Tatjana Macura


Tatjana Macura is a Serbian politician. She has served in the National Assembly of Serbia since 2016, initially as a member of the anti-establishment and reformist It's Enough – Restart association, better known in English by the name "Enough Is Enough." On April 12, 2018, Macura announced her resignation from the association. She is now part of a three-member presidency of the Party of Modern Serbia.

Early life and career

Macura was born and raised in Zemun, Belgrade, then a part of the Socialist Republic of Serbia in the Socialist Federal Republic of Yugoslavia. She is a professional economist and entrepreneur, with experience in the telecommunications sector.

Parliamentarian

Macura received the sixth position on the It's enough – Restart electoral list in the 2014 Serbian parliamentary election.

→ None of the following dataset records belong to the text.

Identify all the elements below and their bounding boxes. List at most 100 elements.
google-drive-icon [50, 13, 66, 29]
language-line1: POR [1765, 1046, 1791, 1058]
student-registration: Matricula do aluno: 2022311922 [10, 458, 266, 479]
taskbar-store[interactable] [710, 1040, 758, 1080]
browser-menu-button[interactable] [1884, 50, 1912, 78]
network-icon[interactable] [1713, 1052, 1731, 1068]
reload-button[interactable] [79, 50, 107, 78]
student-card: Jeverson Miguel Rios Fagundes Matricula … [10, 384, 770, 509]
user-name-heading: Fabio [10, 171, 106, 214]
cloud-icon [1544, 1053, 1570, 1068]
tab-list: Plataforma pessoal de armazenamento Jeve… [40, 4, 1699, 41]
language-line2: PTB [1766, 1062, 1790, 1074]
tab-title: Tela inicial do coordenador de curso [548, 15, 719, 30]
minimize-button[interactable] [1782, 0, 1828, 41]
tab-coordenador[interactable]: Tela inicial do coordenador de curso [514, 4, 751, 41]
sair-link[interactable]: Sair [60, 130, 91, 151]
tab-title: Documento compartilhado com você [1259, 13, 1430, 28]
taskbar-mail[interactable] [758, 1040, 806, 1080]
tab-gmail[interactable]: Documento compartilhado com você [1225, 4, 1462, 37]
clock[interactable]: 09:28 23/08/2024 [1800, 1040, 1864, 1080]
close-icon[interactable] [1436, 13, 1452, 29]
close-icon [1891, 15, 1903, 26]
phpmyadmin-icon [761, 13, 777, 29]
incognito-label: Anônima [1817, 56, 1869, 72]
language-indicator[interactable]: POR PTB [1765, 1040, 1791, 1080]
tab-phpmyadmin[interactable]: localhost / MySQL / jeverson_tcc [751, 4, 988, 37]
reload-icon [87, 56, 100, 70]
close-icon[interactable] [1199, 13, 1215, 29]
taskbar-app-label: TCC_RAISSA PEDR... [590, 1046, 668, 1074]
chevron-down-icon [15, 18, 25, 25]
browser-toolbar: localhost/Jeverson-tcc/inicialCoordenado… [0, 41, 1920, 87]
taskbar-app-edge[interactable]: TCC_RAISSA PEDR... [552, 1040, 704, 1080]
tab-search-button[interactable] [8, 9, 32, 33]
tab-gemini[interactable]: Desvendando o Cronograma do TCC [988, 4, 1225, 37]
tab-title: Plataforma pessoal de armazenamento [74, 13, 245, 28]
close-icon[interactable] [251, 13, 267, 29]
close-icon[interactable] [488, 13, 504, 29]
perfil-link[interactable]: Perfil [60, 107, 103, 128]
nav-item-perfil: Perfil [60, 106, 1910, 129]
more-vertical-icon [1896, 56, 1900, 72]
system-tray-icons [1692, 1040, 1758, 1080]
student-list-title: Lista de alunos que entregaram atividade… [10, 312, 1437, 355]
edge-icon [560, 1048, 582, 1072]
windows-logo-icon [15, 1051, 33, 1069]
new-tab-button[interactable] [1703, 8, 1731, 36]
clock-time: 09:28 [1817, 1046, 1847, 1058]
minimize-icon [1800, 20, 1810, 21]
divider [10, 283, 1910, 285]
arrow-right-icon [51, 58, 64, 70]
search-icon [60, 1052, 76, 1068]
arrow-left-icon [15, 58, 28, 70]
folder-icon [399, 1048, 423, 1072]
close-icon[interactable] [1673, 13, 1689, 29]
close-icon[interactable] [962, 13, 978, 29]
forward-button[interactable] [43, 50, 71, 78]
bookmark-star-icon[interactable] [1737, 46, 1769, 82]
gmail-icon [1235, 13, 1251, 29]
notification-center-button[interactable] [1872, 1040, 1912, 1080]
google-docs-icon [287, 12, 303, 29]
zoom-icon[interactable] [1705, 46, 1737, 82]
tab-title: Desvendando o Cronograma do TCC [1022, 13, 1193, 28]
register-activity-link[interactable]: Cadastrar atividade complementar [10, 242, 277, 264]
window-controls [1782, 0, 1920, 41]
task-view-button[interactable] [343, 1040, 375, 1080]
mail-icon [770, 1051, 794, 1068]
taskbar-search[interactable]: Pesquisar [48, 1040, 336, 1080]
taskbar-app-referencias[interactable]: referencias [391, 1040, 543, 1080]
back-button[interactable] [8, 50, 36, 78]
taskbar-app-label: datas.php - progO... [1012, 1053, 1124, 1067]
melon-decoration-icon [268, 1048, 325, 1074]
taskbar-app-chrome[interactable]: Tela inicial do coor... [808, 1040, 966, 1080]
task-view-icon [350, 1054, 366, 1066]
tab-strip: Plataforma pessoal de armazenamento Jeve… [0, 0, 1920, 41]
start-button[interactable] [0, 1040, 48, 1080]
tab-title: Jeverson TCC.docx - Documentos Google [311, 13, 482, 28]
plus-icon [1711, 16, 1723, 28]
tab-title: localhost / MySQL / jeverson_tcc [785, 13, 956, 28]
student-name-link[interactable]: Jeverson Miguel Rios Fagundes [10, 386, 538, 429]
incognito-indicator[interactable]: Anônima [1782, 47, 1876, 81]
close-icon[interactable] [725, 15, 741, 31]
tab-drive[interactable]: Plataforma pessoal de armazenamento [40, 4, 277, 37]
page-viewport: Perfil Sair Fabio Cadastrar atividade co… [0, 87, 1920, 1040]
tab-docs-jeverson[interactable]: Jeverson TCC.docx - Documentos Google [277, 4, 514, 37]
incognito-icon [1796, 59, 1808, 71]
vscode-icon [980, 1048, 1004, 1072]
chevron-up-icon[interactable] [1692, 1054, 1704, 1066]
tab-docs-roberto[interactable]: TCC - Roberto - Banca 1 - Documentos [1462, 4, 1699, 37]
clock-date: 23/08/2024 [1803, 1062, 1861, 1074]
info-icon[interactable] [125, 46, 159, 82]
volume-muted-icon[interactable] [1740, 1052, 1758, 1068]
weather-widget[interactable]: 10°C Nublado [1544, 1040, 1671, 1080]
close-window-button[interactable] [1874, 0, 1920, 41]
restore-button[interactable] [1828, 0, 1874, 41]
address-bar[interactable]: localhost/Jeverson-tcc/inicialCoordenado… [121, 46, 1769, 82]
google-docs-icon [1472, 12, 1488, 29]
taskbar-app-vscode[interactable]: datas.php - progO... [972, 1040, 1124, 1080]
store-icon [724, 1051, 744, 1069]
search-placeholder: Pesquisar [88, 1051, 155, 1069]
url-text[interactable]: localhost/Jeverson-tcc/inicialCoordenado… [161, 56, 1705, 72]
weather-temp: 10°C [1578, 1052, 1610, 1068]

The list did not cross the electoral threshold to win representation in the assembly.
She received the sixteenth position on the association's list for the 2016 election and was this time elected when the list won sixteen mandates. The election was won by the Serbian Progressive Party and its allies, and DJB served in opposition.
DJB founder Saša Radulović resigned as the association's president in early 2018. Macura announced on 2 April 2018 that she would seek to become his successor, running on a platform that opposed many the party's recent decisions. On 12 April, however, she both ended her leadership bid and announced her resignation from the association. One week later, she joined with four other former DJB delegates to announce the formation of the Free MPs parliamentary group, with herself as the group's leader.
All members of the Free MPs parliamentary group also joined a new political group called the Movement of the Center. In December 2018, this group merged with the Social Democratic Alliance to create the Party of Modern Serbia. Macura was chosen as an inaugural member of the group's three-member collective presidency.
Before leaving DJB, Macura was a member of the committee on human and minority rights and gender equality, the culture and information committee, and the committee on the rights of the child, and a deputy member of the committee on labour, social issues, social inclusion, and policy reduction. She is currently a member of Serbia's parliamentary friendship groups with Austria, Bosnia and Herzegovina, Croatia, Germany, and Montenegro.